ExOR operates on batch of packets. The source node includes a list of candidate forwarders for each packet, essentially an ordered list of nodes prioritized by their distance to the destination. All nodes that receive the packets wait till the end of the batch. Using a timer for synchronization, nodes transmit the packets they have received in order of priority. This keeps moving forward till the packet reaches the destination. The forwarding list is estimated by the source by having a “link-state” of the entire network. The metric used is ETX. ETX ensures that this seemingly crazy method of broadcasting at every step is making forward progress towards the destination. After 90% of the transfer is complete, ExOR falls back on traditional routing mechanisms. Overall, I think this is a very smart idea and the fact that they got it to work on real networks is impressive.

By design, this mechanism increases latency. Hence it is not suited for streaming, web etc. Given that the only practical example of a multi-hop network that I know of is RoofNet (or networks that increase the coverage of a wireless network), and Internet access typically consists of web accesses, I wonder how useful ExOR is in practice.

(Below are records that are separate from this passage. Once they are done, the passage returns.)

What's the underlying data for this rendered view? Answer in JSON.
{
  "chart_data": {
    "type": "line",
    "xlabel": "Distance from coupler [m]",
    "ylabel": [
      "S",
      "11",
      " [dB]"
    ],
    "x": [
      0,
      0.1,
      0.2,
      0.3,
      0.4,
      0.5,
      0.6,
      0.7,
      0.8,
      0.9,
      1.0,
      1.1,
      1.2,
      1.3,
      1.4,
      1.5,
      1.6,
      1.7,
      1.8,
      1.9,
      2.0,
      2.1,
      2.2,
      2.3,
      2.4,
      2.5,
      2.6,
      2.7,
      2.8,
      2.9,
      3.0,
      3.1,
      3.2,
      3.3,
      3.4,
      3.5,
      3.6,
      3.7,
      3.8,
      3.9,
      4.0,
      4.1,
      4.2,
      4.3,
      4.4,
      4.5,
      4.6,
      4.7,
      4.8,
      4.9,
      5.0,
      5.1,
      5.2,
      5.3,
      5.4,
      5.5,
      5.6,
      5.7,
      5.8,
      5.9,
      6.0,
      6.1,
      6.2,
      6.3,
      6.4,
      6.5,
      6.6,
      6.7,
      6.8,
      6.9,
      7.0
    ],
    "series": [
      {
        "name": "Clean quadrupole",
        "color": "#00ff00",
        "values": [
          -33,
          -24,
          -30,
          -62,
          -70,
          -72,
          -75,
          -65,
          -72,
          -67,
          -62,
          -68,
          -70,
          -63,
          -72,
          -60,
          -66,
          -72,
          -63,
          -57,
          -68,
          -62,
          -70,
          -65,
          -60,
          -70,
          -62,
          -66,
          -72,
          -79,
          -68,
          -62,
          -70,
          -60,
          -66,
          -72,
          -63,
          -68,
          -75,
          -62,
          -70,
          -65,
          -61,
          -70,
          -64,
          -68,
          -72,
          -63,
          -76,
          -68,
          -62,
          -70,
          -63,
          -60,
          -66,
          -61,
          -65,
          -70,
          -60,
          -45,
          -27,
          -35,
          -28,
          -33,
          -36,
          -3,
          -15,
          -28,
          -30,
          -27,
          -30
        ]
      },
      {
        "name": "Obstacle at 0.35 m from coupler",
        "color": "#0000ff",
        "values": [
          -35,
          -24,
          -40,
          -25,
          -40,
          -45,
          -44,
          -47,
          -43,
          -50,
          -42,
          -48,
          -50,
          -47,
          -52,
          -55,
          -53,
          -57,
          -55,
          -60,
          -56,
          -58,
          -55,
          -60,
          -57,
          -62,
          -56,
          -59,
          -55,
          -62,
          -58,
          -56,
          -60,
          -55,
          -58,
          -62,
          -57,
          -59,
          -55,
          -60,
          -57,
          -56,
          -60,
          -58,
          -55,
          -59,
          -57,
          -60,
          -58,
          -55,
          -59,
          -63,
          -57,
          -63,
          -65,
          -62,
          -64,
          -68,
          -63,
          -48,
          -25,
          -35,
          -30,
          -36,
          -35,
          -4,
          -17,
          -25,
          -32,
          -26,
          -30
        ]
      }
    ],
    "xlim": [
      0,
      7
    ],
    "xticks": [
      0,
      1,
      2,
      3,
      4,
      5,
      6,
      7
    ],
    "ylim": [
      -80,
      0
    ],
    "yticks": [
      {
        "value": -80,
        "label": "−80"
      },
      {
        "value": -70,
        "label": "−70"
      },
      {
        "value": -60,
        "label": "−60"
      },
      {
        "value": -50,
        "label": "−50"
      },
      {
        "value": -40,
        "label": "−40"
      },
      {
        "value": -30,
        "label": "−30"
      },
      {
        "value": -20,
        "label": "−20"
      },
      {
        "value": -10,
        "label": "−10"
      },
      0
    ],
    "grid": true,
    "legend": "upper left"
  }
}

All this variable latency per packet might leave TCP totally confused! If TCP isn’t happy with ExOR, this makes its case even weaker. What are the other scenarios? Maybe applications that work over intermittent networks…

Also, this idea seems unsuited to scenarios that concentrate on power optimization. If nodes mostly sleep and wake up only periodically as in sensor nodes or PSM in Wi-Fi (does it make sense in ad hoc Wi-Fi?), ExOR is not too useful.

If you buy into the idea of multi-hop wireless networks, I think ExOR is a good paper to keep. I vote for it.

Btw can somebody tell me what has ExOR got to do with the XOR operator? J

1 comment:

Ashima Atul said...

I liked your point about ExOR not well suited for sensor nodes or PSM in Wi-Fi. ExOR may not be useful for networks that change too often.